Scotland’s largest red meat processor – J.W. Galloway – plunged into the red despite a boost in turnover during the year to March 2, 2014.
In accounts filed with Companies House this week, the family-owned business which owns Scotbeef, Vivers Scotlamb and Scotbeef (Inverurie), revealed a 175% drop in pre-tax profits to a pre-tax loss of £2.944million.
This was against a 20.8% increase in turnover to £308.891million, from £255.590million previously. UK sales increased by 26% to £262.128million, while exports fell nearly 3% to £46.763million.
The group’s net debt in the year increased by 30.7% to £12.954million.
Last year the company reported a 307% jump in pre-tax profits, following an 85% drop the year before due to difficult trading conditions.
In a report filed with the accounts this week, the group said: “The financial performance was heavily influenced by the steep rise in cattle cost during the early part of the year, which followed the horse meat scandal.
“Retailers involved were reluctant to pass any increase arising in the supply chain on to consumers, other retailers were forced to follow suit, leaving the company to bear the burden of the cost inflation.
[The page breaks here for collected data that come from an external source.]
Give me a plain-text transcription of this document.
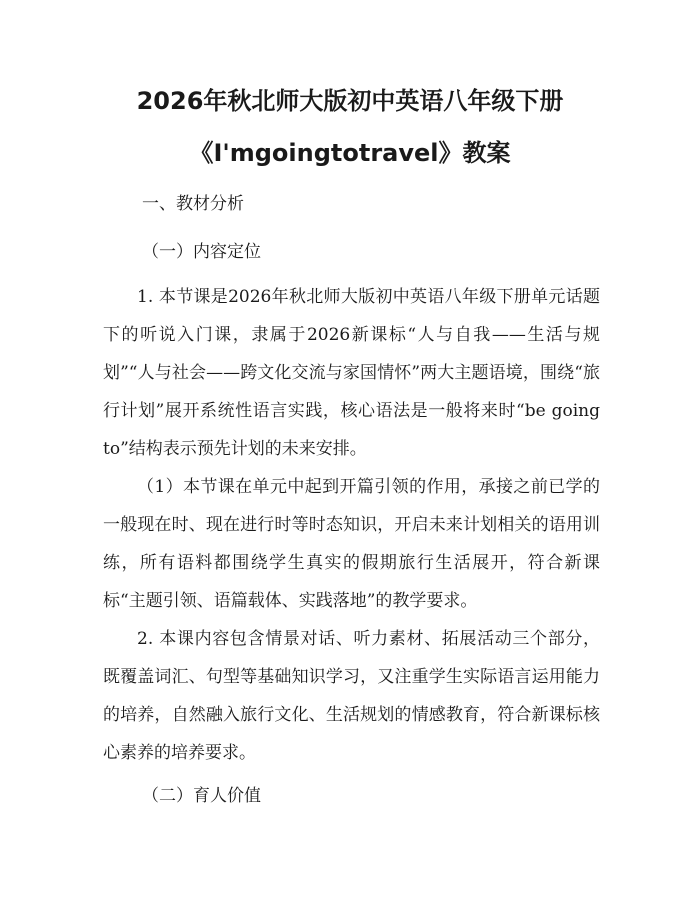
2026年秋北师大版初中英语八年级下册
《I'mgoingtotravel》教案
一、教材分析
（一）内容定位

1. 本节课是2026年秋北师大版初中英语八年级下册单元话题下的听说入门课，隶属于2026新课标“人与自我——生活与规划”“人与社会——跨文化交流与家国情怀”两大主题语境，围绕“旅行计划”展开系统性语言实践，核心语法是一般将来时“be going to”结构表示预先计划的未来安排。

（1）本节课在单元中起到开篇引领的作用，承接之前已学的一般现在时、现在进行时等时态知识，开启未来计划相关的语用训练，所有语料都围绕学生真实的假期旅行生活展开，符合新课标“主题引领、语篇载体、实践落地”的教学要求。

2. 本课内容包含情景对话、听力素材、拓展活动三个部分，既覆盖词汇、句型等基础知识学习，又注重学生实际语言运用能力的培养，自然融入旅行文化、生活规划的情感教育，符合新课标核心素养的培养要求。

（二）育人价值
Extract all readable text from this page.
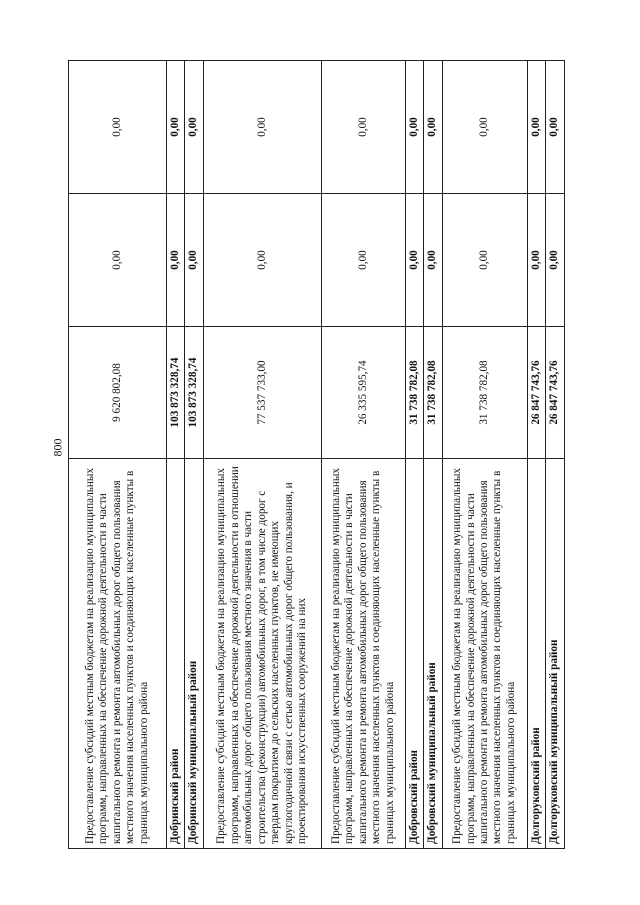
800
Предоставление субсидий местным бюджетам на реализацию муниципальных программ, направленных на обеспечение дорожной деятельности в части капитального ремонта и ремонта автомобильных дорог общего пользования местного значения населенных пунктов и соединяющих населенные пункты в границах муниципального района	9 620 802,08	0,00	0,00
Добринский район	103 873 328,74	0,00	0,00
Добринский муниципальный район	103 873 328,74	0,00	0,00
Предоставление субсидий местным бюджетам на реализацию муниципальных программ, направленных на обеспечение дорожной деятельности в отношении автомобильных дорог общего пользования местного значения в части строительства (реконструкции) автомобильных дорог, в том числе дорог с твердым покрытием до сельских населенных пунктов, не имеющих круглогодичной связи с сетью автомобильных дорог общего пользования, и проектирования искусственных сооружений на них	77 537 733,00	0,00	0,00
Предоставление субсидий местным бюджетам на реализацию муниципальных программ, направленных на обеспечение дорожной деятельности в части капитального ремонта и ремонта автомобильных дорог общего пользования местного значения населенных пунктов и соединяющих населенные пункты в границах муниципального района	26 335 595,74	0,00	0,00
Добровский район	31 738 782,08	0,00	0,00
Добровский муниципальный район	31 738 782,08	0,00	0,00
Предоставление субсидий местным бюджетам на реализацию муниципальных программ, направленных на обеспечение дорожной деятельности в части капитального ремонта и ремонта автомобильных дорог общего пользования местного значения населенных пунктов и соединяющих населенные пункты в границах муниципального района	31 738 782,08	0,00	0,00
Долгоруковский район	26 847 743,76	0,00	0,00
Долгоруковский муниципальный район	26 847 743,76	0,00	0,00
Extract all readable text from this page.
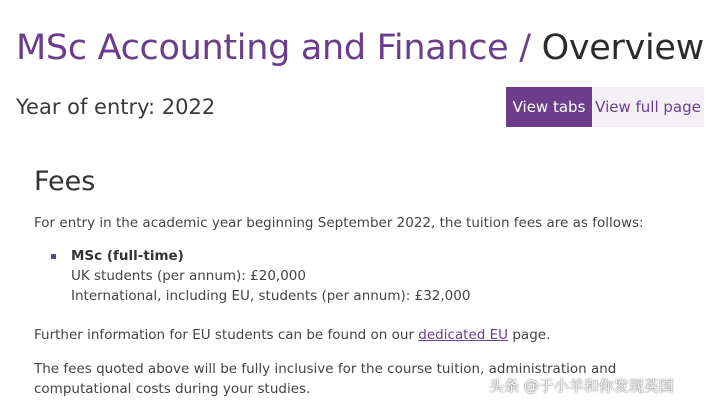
MSc Accounting and Finance / Overview
Year of entry: 2022	View tabs View full page
Fees
For entry in the academic year beginning September 2022, the tuition fees are as follows:
MSc (full-time)
UK students (per annum): £20,000
International, including EU, students (per annum): £32,000
Further information for EU students can be found on our dedicated EU page.
The fees quoted above will be fully inclusive for the course tuition, administration and computational costs during your studies.	头条 @于小羊和你发现英国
“It was not until the second half of the financial year that the imbalance was addressed and profitability returned.”
The accounts also revealed that the highest paid director at the group had their pay packet increased by 39% to £245,000.
Separate accounts for Scotbeef reveal a 154% drop in pre-tax profits to a loss of £2.109million.
This was against a 10.6% increase in turnover to £233.487million. The company’s UK sales increased 13% to £207.555million, while exports fell 6% to £25.932million.
Accounts filed for Annan-based Vivers Scotlamb reveal a 126% drop in pre-tax profits to a loss of £69,000, against a 6.5% increase in turnover to £29.876million.
The accounts state: “The directors are confident that the company is well placed to continue to grow and trade successfully, despite the troubled European economy.”
In October, accounts for Scotbeef Inverurie revealed the company posted losses in excess of £1million in the first 17 months of trading.
The firm, which is a joint venture between J.W. Galloway and north-east farmers’ co-operative ANM Group, posted pre-tax losses of £1.088million. This was against a turnover of £90.069million.